If a local council goes against these imposed rules, they are liable to see an appeal submitted by the developers with eventual costs running into tens of thousands.

Most recently, the Prime Minister Boris Johnson has stood on podiums and visited building sites dressed in the ubiquitous hard hat and hi-vis vests to boost his post-Covid “Build Build Build” policy.

Against this backdrop of Conservative leaders demanding greater house building, our councillors are forced into obeying national rules which favour housing developments.

Critical arguments against this particular development include protecting our heritage, wildlife and green spaces, our farmland and rural way of life, and to ensure we have food security and land for agriculture.

But, sadly, they are not classed as significant material grounds for rejection of an application according to the NPPF.

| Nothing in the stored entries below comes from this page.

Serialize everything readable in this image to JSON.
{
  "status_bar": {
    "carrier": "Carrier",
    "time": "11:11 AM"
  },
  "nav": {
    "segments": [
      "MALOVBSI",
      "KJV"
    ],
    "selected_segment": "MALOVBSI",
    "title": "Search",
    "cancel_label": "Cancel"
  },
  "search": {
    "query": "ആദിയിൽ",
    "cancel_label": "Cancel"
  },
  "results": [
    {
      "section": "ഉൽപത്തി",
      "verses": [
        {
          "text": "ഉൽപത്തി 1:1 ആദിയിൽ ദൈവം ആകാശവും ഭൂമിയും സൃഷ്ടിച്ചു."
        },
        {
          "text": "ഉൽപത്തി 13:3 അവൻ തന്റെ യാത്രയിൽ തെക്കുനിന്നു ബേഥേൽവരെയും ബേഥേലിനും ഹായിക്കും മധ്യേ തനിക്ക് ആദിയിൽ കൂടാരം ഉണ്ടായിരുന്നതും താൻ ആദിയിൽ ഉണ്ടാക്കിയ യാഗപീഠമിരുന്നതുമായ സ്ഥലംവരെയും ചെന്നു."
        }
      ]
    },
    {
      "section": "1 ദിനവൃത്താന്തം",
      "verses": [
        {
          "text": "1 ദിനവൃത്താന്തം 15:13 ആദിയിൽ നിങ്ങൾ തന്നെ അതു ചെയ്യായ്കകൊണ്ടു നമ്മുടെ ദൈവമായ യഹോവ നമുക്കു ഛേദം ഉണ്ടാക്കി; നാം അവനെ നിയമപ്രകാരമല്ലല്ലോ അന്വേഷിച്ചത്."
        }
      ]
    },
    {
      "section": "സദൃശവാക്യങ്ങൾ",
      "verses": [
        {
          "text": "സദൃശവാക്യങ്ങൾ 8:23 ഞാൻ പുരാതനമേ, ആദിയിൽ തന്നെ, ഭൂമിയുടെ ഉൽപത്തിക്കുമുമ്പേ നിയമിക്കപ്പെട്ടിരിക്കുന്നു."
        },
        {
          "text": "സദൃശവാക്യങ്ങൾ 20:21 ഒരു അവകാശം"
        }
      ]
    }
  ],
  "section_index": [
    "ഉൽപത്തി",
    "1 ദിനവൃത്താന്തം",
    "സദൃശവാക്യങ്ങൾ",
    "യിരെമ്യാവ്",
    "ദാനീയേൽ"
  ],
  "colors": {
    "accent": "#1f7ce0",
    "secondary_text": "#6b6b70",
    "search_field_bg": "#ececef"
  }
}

The spirited fight to protect Westridge Farm in the last few years was decent, right and well-meaning but destined to failure against the enforced laws which demand more house building.

Islanders are rightly angry that – yet again – another mass housing development has been granted and will see acres of productive farmland being carved up and Tarmaced over.

But do not get angry at local councillors. They did not write these laws, or impose these targets.

Get angry at the Conservative government who wrote these laws, and continue to fail to protect our precious countryside. They are the root of this misery, and their representatives deserve our scorn for being members of that party and allowing this to happen.